Doug motioned back and forth between the two of them. “You and me.”

Huh? What kind of question is this?

“We get together. We talk. Work out. You listen. I talk. You give me advice. We pray together. Um . . . we're friends.”

“Took you . . . long enough . . . to say it.” Doug's words came out in between little huffs of breath as he upped the tension on his bike and stood up in the pedals. “Not gonna get . . . all ‘bromance' on you. That's what they call it . . . right?”

“I have no idea.”

“We're friends. We spend time together . . . we talk. That, son . . . is a relationship. Do the same thing with Ian.”

“He barely says hello to me.”

“You used to . . . call me ‘sir.' ”

“I still call you ‘sir.' ”

“Rarely. Takes time . . . but things change. Put the effort into it.” Doug cycled in silence for a few moments before easing
back on the tension and sitting again. “What's on the agenda tonight?”

“Ian's studying. I'm getting dinner on the way home.”

“What are you getting?”

“It's Friday, so that means burgers and fries.” Griffin ignored the burn in his legs, forcing himself to pedal faster.

“You eat . . . standing in the kitchen and Ian eats at the table while he studies.”

“Pretty much, yeah.”

“Change it up. Make dinner tonight.”

Griffin glanced at the clock positioned on the front wall of the cardio room, above the bank of TV monitors. Almost seven. Then again, even if Ian snacked on a predinner bowl of cereal, he would be ready for something decent.

Griffin ran his fingers through his sweat-soaked hair. “I don't have a cookbook.”

“Excuses, Colonel?” Doug snapped his towel at him. “You have a grill?”

“Top of the line.”

“Put on a coat and grill some steaks. People grill year-round in Colorado. Make baked potatoes. Voilà! Dinner. Throw in some conversation and you, my friend, have the start of a relationship with your brother. Repeat as needed.”

Grill, huh? He could do that. He might even enjoy doing that.

The gray hairs mingled in with Doug's brown hair must be a sign of wisdom, just like the Bible said. The two men biked in silence before Doug eased the tension on his bike.

With his next question, Doug brought up the topic always lurking in the back of Griffin's mind. “Have you heard anything from the medical board?”

“I'm due for my reassessment examination by a neurologist and a flight surgeon the end of May.”

“How's the vertigo?”

“Fine.”

“But you're still having episodes, right?”

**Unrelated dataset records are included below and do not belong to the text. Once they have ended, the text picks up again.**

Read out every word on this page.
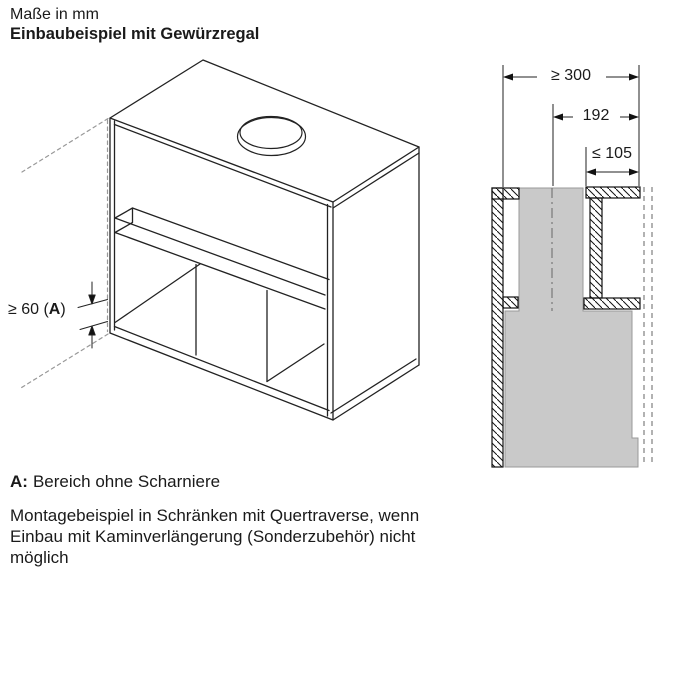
Maße in mm
Einbaubeispiel mit Gewürzregal
≥ 300
192
≤ 105
≥ 60 (A)
A: Bereich ohne Scharniere
Montagebeispiel in Schränken mit Quertraverse, wenn Einbau mit Kaminverlängerung (Sonderzubehör) nicht möglich
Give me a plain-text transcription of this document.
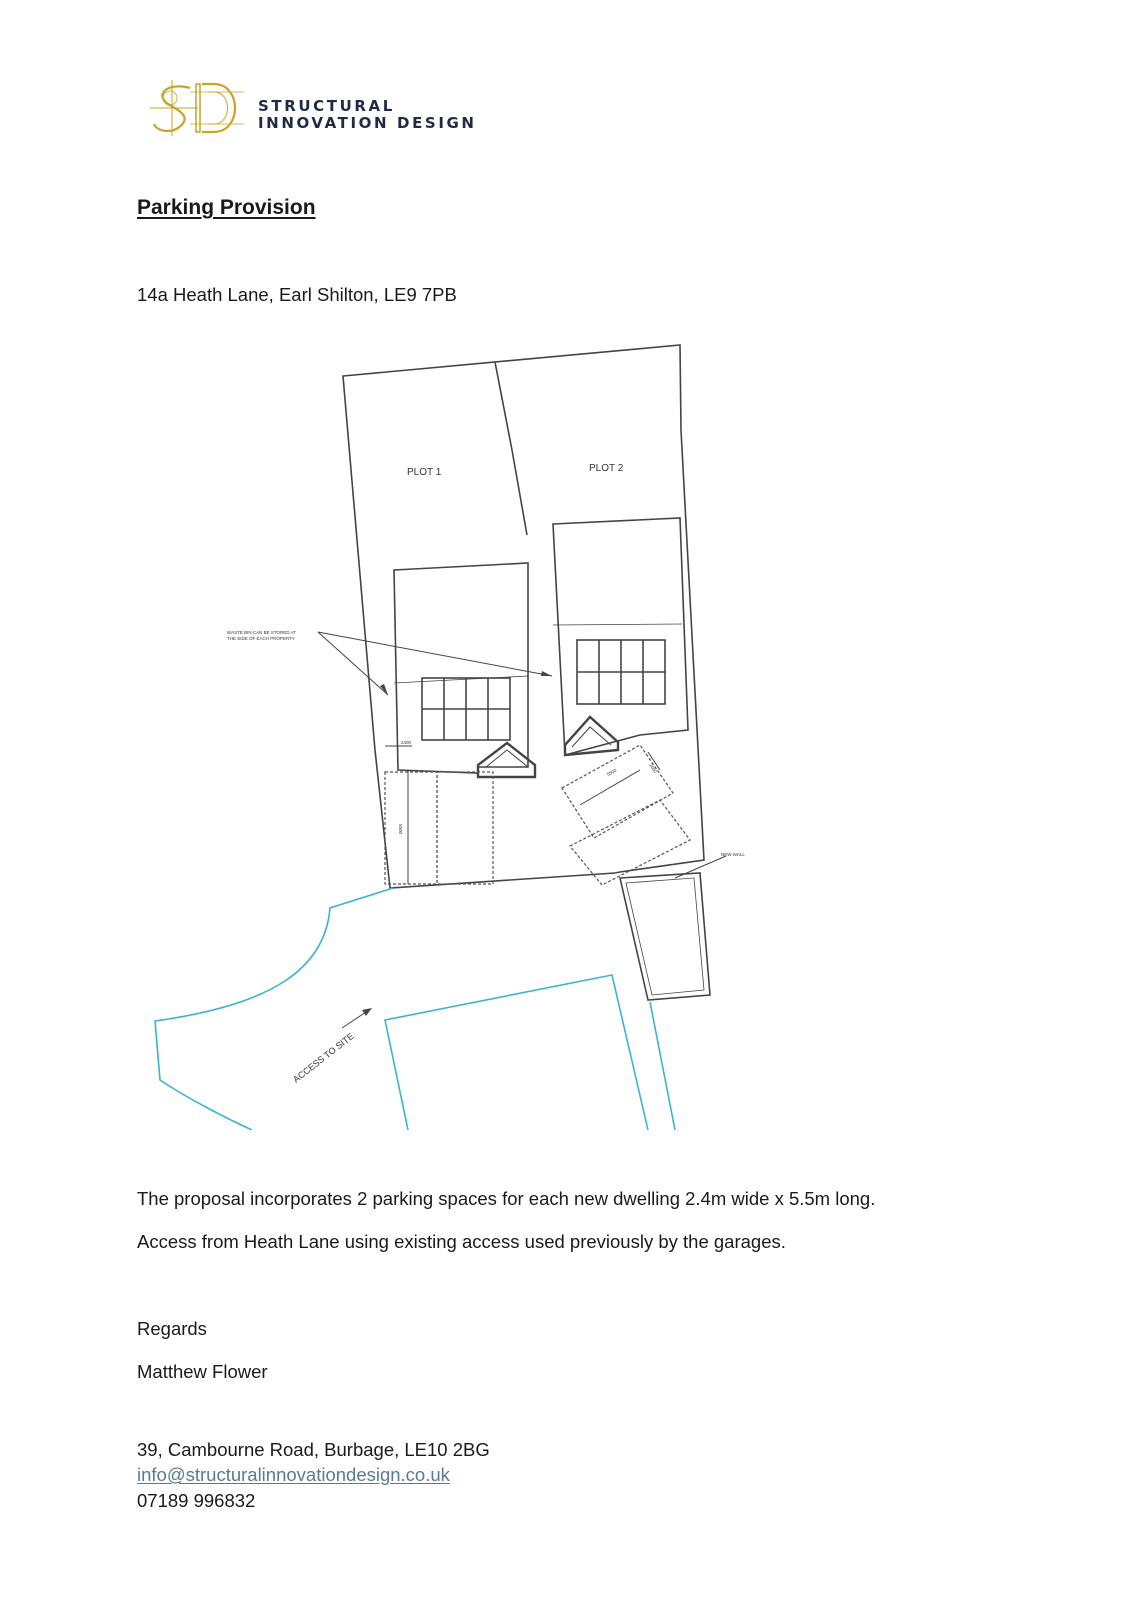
STRUCTURAL
INNOVATION DESIGN
Parking Provision
14a Heath Lane, Earl Shilton, LE9 7PB
PLOT 1	PLOT 2
WASTE BIN CAN BE STORED AT
THE SIDE OF EACH PROPERTY
2400
5500
5500	2400
NEW WALL
ACCESS TO SITE
The proposal incorporates 2 parking spaces for each new dwelling 2.4m wide x 5.5m long.
Access from Heath Lane using existing access used previously by the garages.
Regards
Matthew Flower
39, Cambourne Road, Burbage, LE10 2BG
info@structuralinnovationdesign.co.uk
07189 996832
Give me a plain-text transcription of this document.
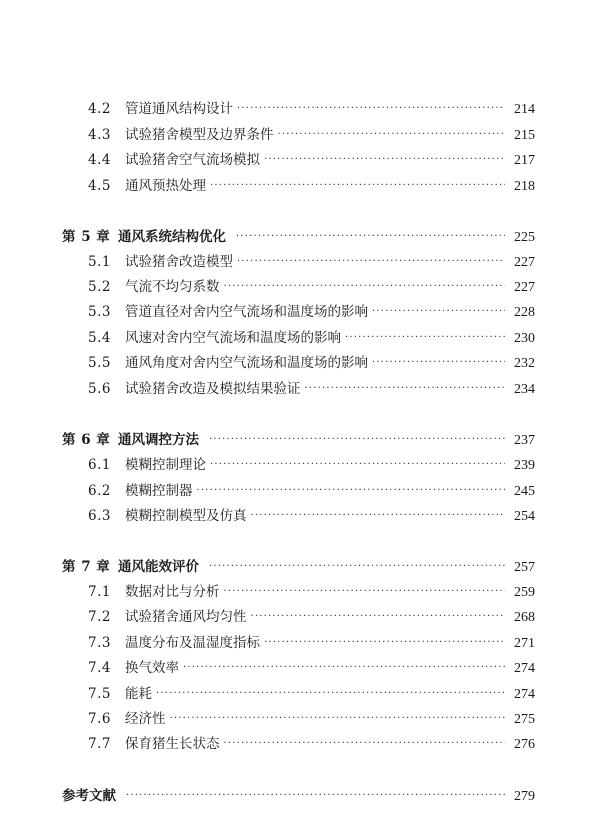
4.2	管道通风结构设计 ·····	214
4.3	试验猪舍模型及边界条件 ·····	215
4.4	试验猪舍空气流场模拟 ·····	217
4.5	通风预热处理 ·····	218
第 5 章 通风系统结构优化 ·····	225
5.1	试验猪舍改造模型 ·····	227
5.2	气流不均匀系数 ·····	227
5.3	管道直径对舍内空气流场和温度场的影响 ·····	228
5.4	风速对舍内空气流场和温度场的影响 ·····	230
5.5	通风角度对舍内空气流场和温度场的影响 ·····	232
5.6	试验猪舍改造及模拟结果验证 ·····	234
第 6 章 通风调控方法 ·····	237
6.1	模糊控制理论 ·····	239
6.2	模糊控制器 ·····	245
6.3	模糊控制模型及仿真 ·····	254
第 7 章 通风能效评价 ·····	257
7.1	数据对比与分析 ·····	259
7.2	试验猪舍通风均匀性 ·····	268
7.3	温度分布及温湿度指标 ·····	271
7.4	换气效率 ·····	274
7.5	能耗 ·····	274
7.6	经济性 ·····	275
7.7	保育猪生长状态 ·····	276
参考文献 ·····	279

“Nothing worth mentioning.”

The two men cycled for another two laps on their virtual racetracks.

“So how did that whole ‘not worth mentioning' approach work out for you the first time?” Doug's question came at him like a Stealth fighter—quiet, but lethal.

Bull's-eye.

“You know the answer to that question.” Griffin slowed his pace, stretching his arms over his head.

“Yes, and so do you. Don't make the same mistake twice.”

“That's always my plan—not to make the same mistake twice. But I also need to get my flying status back.”

“Not if you're not healthy.”

“I will be.”

He had to be.

When he walked into the house forty-five minutes later, Ian was stretched out asleep on the couch, a textbook on his chest. Griffin remembered many a study session at the Academy that turned into a nap. He'd let Ian snooze while he prepped the steaks and baked potatoes, then wake his brother up right before he threw the steaks on the grill. Maybe by then he'd think of something to talk about.